Due to the uncertainty in the air regarding a second referendum over Scotland’s independence, the hotel market in the region remains subdued towards the end of the third quarter.
This is largely reflected in the stock levels of quality hotels on the market currently as well as the changing buyer profiles. Traditionally, before the announcement of the first Scottish referendum in 2014, 75% of purchasers came from south of the border. This has since dropped and the continued uncertainty stemming from Nicola Sturgeon’s proposals following the announcement of Brexit continues to make southern buyers wary.
The corporate market remains buoyant however, particularly in Edinburgh and Glasgow. For every 100-bed hotel that comes to the market, there are half a dozen buyers which forces prices up so sellers are reaping the rewards.
Similarly, the Scottish regional market continues to be strong with high demand for commercial hotels with good food and beverage businesses as well as accommodation, such as the Station Hotel in Carnoustie which Christie & Co sold recently. There appears to be strong demand from both domestic buyers as well as overseas investors for properties like these.
With regards to buyer profiles, overseas investors continue to be attracted to Scotland due to its good communications, strong tourist sector and prices lower than they would pay in England still with a good return. There is particularly positive demand for country house style hotels from overseas buyers. Also 70+bed hotels such as the Glenburn on the Isle of Bute which Christie & Co sold over the summer to a Malaysian investor are in demand, demonstrating that Asian investors in particular are moving their sights away from London and other prime locations such as Stratford and Cambridge and looking to invest in areas further afield.
Regional operators are also taking advantage of the low interest rates to acquire additional sites across the country – particularly across the central belt of Scotland, while Aberdeen is continuing to feel the weight of issues in the oil sector.
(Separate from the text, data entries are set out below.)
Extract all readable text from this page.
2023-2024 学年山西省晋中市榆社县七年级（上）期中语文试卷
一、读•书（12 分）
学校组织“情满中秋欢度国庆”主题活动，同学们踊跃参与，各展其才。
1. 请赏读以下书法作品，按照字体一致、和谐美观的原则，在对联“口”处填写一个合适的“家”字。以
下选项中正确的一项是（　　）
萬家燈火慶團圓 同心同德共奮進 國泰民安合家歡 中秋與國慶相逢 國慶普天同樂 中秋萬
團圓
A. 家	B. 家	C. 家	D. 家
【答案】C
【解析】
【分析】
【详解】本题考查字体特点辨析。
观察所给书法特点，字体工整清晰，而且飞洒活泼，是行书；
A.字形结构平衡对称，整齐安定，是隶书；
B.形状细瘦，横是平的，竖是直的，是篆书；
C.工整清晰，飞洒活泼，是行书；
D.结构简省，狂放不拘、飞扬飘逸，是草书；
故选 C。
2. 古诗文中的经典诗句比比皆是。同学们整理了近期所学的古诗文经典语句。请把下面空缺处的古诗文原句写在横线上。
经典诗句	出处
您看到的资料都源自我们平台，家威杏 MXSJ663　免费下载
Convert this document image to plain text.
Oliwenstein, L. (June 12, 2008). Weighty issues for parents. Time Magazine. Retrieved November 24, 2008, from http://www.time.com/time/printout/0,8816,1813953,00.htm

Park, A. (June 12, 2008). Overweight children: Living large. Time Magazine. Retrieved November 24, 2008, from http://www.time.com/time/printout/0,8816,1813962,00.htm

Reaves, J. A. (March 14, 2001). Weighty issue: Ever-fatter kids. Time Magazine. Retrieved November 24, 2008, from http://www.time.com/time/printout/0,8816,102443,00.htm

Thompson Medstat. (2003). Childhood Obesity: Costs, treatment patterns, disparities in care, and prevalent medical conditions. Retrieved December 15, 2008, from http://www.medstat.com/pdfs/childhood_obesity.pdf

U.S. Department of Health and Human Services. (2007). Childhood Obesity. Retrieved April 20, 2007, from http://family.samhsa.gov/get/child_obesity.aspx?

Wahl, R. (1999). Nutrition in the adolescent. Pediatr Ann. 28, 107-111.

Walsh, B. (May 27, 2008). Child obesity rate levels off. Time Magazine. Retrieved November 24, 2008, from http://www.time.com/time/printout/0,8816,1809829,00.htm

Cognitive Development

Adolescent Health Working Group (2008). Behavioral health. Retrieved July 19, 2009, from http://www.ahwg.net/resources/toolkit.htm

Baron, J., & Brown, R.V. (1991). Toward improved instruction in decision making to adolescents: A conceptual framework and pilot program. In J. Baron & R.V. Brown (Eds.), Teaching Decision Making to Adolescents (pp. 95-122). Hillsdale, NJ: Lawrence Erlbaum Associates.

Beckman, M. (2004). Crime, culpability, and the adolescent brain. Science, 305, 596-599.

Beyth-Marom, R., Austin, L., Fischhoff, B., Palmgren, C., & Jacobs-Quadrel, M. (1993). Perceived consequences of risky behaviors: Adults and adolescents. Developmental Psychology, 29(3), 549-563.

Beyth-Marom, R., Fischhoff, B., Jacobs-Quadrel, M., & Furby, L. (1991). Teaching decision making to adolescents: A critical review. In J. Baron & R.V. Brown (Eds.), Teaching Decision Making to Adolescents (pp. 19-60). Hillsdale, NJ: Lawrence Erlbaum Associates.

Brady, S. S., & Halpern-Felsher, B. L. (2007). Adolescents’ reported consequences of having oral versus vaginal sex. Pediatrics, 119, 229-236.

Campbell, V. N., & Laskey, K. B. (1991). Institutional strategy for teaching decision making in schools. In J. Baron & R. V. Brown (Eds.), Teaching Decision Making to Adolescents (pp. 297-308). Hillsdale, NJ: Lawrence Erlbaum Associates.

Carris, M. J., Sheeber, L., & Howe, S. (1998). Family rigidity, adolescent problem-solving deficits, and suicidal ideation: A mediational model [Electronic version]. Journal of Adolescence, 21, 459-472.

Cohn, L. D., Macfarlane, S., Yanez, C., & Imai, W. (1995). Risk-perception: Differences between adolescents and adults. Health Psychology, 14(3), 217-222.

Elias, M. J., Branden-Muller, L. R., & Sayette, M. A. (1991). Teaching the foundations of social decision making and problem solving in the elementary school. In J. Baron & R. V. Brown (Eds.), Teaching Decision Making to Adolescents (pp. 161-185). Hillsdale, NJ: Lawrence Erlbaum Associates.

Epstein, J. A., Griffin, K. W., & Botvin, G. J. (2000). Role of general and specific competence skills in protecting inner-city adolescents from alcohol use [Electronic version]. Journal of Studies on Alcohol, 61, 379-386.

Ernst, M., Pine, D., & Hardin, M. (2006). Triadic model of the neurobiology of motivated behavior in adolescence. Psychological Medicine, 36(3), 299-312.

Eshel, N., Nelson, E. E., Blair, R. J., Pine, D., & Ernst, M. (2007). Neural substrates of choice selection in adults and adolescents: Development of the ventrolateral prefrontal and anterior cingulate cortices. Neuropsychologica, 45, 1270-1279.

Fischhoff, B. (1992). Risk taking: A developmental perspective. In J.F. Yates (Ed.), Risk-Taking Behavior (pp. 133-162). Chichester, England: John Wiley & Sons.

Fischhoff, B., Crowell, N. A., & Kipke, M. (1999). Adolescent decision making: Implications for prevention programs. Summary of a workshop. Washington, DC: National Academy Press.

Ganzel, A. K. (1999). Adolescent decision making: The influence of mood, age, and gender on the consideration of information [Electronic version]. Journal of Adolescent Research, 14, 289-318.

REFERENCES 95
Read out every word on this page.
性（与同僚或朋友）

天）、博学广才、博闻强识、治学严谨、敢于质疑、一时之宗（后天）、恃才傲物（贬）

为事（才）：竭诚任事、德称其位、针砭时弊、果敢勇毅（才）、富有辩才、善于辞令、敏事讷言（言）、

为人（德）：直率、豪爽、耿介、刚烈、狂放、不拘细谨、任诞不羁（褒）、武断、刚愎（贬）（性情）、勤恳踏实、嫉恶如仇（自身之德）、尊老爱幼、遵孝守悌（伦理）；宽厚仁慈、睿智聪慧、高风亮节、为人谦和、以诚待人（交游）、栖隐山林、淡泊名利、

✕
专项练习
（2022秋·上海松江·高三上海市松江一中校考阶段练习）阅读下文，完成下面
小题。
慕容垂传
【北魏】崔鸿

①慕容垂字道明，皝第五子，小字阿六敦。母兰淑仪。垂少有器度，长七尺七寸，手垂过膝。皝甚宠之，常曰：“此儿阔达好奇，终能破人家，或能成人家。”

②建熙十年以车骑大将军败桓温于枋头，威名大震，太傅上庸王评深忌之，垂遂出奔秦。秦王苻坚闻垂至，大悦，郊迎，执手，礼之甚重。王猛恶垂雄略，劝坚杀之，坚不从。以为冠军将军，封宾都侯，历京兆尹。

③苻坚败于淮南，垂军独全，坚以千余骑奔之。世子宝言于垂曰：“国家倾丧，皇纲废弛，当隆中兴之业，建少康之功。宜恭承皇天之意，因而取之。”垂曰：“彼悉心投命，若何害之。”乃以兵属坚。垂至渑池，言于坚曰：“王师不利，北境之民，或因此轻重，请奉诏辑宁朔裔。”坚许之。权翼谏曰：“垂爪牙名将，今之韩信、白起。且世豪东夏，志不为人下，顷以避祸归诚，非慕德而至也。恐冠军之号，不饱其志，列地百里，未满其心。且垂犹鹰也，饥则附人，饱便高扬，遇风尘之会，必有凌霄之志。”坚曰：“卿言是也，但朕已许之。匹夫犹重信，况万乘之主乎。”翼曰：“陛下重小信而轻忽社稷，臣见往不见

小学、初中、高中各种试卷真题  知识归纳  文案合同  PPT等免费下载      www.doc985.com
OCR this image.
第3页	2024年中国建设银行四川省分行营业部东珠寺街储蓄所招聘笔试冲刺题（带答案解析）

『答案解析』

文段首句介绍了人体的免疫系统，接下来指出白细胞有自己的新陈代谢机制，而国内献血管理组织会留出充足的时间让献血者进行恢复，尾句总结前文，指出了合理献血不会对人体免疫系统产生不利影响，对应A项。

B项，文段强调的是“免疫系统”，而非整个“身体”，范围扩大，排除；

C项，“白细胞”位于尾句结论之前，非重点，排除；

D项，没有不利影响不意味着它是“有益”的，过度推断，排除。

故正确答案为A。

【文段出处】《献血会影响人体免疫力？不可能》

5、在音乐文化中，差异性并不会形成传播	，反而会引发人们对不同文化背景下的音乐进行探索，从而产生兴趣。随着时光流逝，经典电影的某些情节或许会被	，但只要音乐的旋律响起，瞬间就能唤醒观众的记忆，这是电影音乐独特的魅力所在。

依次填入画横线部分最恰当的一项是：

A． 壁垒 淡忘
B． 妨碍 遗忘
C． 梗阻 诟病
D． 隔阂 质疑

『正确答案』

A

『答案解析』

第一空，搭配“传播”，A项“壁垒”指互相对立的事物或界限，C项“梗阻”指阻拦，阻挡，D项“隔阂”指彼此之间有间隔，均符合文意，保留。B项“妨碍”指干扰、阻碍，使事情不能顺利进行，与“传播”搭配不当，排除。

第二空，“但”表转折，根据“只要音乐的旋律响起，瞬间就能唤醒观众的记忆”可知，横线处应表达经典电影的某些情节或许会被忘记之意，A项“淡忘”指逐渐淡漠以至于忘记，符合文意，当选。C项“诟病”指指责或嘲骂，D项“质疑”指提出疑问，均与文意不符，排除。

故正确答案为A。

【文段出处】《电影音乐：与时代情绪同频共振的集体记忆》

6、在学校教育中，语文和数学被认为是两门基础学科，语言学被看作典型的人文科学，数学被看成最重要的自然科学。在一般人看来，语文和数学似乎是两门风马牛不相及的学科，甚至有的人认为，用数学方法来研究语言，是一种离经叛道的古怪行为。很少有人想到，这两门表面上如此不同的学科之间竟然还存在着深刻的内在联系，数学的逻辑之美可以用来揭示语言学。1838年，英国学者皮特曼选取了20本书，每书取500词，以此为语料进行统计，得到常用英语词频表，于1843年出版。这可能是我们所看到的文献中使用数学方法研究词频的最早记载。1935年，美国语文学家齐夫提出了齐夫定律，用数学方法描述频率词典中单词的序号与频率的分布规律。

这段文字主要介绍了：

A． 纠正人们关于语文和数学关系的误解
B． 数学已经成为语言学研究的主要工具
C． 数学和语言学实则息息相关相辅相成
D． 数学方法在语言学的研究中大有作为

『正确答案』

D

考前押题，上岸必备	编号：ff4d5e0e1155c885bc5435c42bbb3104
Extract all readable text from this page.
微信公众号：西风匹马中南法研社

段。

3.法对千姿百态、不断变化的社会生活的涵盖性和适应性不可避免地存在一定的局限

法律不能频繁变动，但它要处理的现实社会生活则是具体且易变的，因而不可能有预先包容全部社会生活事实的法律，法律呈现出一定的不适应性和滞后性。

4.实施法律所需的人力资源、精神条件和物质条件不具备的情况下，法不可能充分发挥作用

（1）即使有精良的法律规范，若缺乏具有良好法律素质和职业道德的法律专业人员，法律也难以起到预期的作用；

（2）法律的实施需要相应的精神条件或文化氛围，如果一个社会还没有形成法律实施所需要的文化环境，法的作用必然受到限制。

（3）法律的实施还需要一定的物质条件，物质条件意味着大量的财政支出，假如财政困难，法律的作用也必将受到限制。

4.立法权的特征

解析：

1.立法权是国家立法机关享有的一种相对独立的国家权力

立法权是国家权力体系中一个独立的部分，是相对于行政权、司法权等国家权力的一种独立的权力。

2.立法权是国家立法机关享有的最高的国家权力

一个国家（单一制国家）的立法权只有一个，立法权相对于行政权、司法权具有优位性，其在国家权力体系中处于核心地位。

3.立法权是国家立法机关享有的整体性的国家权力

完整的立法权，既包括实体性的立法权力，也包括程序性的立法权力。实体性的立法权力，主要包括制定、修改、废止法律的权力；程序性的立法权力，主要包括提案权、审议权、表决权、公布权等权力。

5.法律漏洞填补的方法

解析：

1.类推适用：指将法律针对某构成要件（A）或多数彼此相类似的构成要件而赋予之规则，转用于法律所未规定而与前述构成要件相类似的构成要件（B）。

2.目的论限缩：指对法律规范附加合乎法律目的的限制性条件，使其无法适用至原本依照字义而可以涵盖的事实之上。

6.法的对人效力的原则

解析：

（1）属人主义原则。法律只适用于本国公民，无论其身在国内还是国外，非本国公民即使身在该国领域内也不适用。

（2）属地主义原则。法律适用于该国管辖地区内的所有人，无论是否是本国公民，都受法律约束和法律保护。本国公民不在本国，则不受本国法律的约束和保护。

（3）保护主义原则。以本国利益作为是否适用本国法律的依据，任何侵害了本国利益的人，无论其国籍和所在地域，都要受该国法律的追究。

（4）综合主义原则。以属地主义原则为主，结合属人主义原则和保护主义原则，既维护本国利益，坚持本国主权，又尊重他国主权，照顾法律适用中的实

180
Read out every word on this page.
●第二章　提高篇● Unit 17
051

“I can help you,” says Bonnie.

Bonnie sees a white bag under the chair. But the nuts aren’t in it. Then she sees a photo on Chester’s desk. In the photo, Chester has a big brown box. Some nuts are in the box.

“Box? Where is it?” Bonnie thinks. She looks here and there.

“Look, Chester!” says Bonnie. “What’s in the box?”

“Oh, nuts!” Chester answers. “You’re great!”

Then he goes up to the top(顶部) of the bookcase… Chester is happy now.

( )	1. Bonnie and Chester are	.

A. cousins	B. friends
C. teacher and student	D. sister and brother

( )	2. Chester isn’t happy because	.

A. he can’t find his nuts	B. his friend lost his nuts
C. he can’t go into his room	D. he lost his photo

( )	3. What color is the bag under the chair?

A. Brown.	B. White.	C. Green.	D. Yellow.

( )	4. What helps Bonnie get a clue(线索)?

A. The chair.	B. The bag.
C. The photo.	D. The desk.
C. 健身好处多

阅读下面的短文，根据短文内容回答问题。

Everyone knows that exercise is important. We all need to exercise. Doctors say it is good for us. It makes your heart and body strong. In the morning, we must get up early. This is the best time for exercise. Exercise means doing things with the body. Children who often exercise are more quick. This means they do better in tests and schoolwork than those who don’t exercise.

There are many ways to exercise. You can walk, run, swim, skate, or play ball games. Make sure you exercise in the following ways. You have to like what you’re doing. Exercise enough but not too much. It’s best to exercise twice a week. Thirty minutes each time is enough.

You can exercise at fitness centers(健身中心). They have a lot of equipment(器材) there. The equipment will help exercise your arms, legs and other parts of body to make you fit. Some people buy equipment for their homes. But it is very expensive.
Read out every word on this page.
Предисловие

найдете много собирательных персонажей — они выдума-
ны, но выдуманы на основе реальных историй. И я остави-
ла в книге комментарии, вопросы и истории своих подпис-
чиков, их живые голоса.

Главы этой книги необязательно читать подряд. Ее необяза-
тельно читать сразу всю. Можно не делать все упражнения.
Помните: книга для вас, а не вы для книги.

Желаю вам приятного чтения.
However, this is generally thought to have bottomed and is now looking up.
The budget hotel sector has boomed, most notably in Edinburgh. The most up to date AM:PM data supports that this is the case, with Premier Inn showing to have 376 active projects in the pipeline and Travelodge with 191. The midmarket hotel groups have no plans to add any rooms to their portfolios at present and the only upmarket brand with any potential plan to do this is Hilton, showing that on these levels the market is sitting stagnant reflecting the uncertainty.
Operators who have invested in their products have reaped the rewards from healthy returns. There have been high visitor numbers recorded in the nation over the summer which has helped the sector hugely, looking to be a big improvement on last year.
As the prospect of the second referendum still hangs in the balance, the market is likely to continue along these lines into the near future. Time will tell and this will be watched closely.